Tuesday, July 27, 2010
The Water Beetle – Nancy Mitford
So it was with ‘The Water Beetle’ which I picked up for the princely sum of a £1.50 and which I thought would make a good stop gap whilst I wait for Capuchin’s reissue of ‘Highland Fling’ to appear. Getting ‘Highland Fling’ is proving to be a bit of a trial, amazon are currently sold out and neither local Waterstones has a copy (which is more especially annoying as the larger of the two branches in town is getting back to its bookselling routes by pitching about 15% of its floor space over to Paperchase. I like stationary but I prefer books, my stationary buying needs are well catered for in Leicester, my book buying needs aren’t and I fail to see how less book selling space is going to improve a bookshop. And it occurs to me that this is part the reason I called myself desperate reader. Hmmph.)
Slightly distracted from my point now but I’ll get back to it yet... so here I am patiently (ish) awaiting a means of purchasing a long anticipated book and looking for ways to while away the time, both factors which pushed me towards ‘The Water Beetle’ an assortment of Mitford essays which with one or two exceptions have aged remarkably badly. She gives a fascinating account of a visit to Russia in the 50’s and what Mitford fan could fail to be excited by ‘Reading for Pleasure’ an account of Nancy’s reading tastes, but the rest of the collection is Nancy as a woman of a her class and time – a Francophile to boot, I’m not so very pro French - the result of years in the wine trade rendered hideous by customers who don’t know what they’re talking about (no reason why they should) but who refuse to believe that I do. (People I’ve wasted the best years of my life on learning this stuff, I’m not just making it up, and if you persist in doubting me one day I’ll snap and use the ‘Oxford Companion to Wine’ in a way Jancis Robinson could hardly approve.)

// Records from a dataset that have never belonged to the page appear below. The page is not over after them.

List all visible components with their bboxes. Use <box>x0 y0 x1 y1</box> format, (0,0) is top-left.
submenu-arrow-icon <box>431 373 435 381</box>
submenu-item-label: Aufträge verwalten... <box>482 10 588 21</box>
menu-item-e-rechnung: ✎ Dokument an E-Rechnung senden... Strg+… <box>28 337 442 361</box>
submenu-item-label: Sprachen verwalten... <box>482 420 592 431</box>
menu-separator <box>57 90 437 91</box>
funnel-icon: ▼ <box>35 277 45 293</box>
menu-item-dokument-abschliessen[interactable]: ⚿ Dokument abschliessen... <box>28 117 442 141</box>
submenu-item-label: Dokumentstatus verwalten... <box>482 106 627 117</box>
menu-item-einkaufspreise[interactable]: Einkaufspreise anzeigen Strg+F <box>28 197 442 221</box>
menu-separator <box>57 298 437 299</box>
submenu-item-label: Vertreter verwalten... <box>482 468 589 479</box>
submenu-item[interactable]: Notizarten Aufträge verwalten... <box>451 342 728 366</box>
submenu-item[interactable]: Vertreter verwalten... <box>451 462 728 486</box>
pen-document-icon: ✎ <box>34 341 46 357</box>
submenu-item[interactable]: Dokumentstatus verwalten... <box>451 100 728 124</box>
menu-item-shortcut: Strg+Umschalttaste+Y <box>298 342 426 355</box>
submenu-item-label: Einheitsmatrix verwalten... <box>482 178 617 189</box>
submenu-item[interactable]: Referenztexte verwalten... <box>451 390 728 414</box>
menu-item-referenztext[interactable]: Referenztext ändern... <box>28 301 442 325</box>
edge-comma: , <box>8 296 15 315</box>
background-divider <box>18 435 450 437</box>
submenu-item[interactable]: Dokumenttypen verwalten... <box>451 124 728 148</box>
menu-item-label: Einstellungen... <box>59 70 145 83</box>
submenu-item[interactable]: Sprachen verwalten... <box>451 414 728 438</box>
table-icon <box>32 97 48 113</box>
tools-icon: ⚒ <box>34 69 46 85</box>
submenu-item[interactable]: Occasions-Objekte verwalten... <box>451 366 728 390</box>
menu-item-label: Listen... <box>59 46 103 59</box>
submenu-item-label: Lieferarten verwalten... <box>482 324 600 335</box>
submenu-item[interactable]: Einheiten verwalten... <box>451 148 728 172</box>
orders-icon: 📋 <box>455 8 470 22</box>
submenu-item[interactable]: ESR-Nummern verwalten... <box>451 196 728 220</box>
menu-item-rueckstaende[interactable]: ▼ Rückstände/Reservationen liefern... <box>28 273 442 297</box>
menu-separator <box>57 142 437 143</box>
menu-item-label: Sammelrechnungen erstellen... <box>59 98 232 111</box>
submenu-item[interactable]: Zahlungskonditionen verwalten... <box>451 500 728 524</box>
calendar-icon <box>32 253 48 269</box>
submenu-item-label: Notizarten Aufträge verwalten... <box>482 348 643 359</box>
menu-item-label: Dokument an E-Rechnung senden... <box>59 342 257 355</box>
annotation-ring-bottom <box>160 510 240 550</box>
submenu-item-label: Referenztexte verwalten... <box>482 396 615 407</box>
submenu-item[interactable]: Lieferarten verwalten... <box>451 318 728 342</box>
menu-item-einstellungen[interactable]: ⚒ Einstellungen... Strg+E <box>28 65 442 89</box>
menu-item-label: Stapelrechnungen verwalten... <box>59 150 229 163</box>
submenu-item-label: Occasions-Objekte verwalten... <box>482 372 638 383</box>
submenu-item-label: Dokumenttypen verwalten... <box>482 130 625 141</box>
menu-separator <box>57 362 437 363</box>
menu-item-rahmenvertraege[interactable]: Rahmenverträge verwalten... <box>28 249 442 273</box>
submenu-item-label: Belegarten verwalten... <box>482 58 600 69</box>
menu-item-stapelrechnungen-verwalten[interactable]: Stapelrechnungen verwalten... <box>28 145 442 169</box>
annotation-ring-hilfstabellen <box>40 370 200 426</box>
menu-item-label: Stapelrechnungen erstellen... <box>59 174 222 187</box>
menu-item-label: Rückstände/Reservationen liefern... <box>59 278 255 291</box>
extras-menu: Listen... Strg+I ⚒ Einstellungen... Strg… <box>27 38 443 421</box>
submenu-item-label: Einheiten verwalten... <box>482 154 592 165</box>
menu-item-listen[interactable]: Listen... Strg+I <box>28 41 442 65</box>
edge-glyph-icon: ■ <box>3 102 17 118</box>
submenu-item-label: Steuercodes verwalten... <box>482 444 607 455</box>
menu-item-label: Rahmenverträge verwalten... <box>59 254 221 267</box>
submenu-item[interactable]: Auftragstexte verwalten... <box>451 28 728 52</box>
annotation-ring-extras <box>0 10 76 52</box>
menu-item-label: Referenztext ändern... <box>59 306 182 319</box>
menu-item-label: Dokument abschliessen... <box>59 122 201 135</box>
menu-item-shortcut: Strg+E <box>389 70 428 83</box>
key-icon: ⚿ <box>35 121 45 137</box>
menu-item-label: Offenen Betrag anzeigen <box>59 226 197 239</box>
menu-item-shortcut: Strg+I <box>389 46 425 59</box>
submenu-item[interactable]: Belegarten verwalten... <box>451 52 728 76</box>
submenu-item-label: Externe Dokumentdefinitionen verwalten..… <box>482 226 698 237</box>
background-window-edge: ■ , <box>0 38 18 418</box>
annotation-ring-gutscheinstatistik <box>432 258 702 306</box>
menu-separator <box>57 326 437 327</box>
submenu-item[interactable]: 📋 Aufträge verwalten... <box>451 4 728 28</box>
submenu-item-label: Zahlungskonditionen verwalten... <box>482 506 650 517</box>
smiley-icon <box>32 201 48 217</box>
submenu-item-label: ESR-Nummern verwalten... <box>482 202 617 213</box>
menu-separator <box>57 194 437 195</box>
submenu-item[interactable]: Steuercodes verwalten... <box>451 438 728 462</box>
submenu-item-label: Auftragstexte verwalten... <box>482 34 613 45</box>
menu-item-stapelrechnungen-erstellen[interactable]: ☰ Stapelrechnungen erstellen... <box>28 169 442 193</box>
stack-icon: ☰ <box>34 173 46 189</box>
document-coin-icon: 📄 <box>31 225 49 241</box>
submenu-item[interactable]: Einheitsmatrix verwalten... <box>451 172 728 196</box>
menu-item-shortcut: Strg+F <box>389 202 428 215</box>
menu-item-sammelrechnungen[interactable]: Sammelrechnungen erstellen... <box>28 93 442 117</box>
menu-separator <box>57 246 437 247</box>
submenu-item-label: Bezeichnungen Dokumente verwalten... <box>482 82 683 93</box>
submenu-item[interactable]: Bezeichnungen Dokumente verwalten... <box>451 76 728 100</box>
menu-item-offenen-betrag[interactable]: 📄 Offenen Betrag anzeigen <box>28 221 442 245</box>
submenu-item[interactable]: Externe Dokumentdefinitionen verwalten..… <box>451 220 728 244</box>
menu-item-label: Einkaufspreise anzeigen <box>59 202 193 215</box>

Again – where was I? Ah yes, Nancy Mitford reading like a parody of Prince Philip – and this is the thing, I can’t warm to the woman in these pages, she put my back up more often than not, yet still I can’t resist her because even when she’s repellent she manages to be fascinating. I could only recommend ‘The Water Beetle’ to hard core enthusiasts but I would still recommend it. I plan to keep my copy with the various collections of Mitford letters I’ve amassed as a reminder of the other side of the women so carefully edited and presented in these anthologies, I rather think it’ll help me read more between the lines.
Finally has anyone read ‘Highland Fling’ yet – and if so what’s the verdict?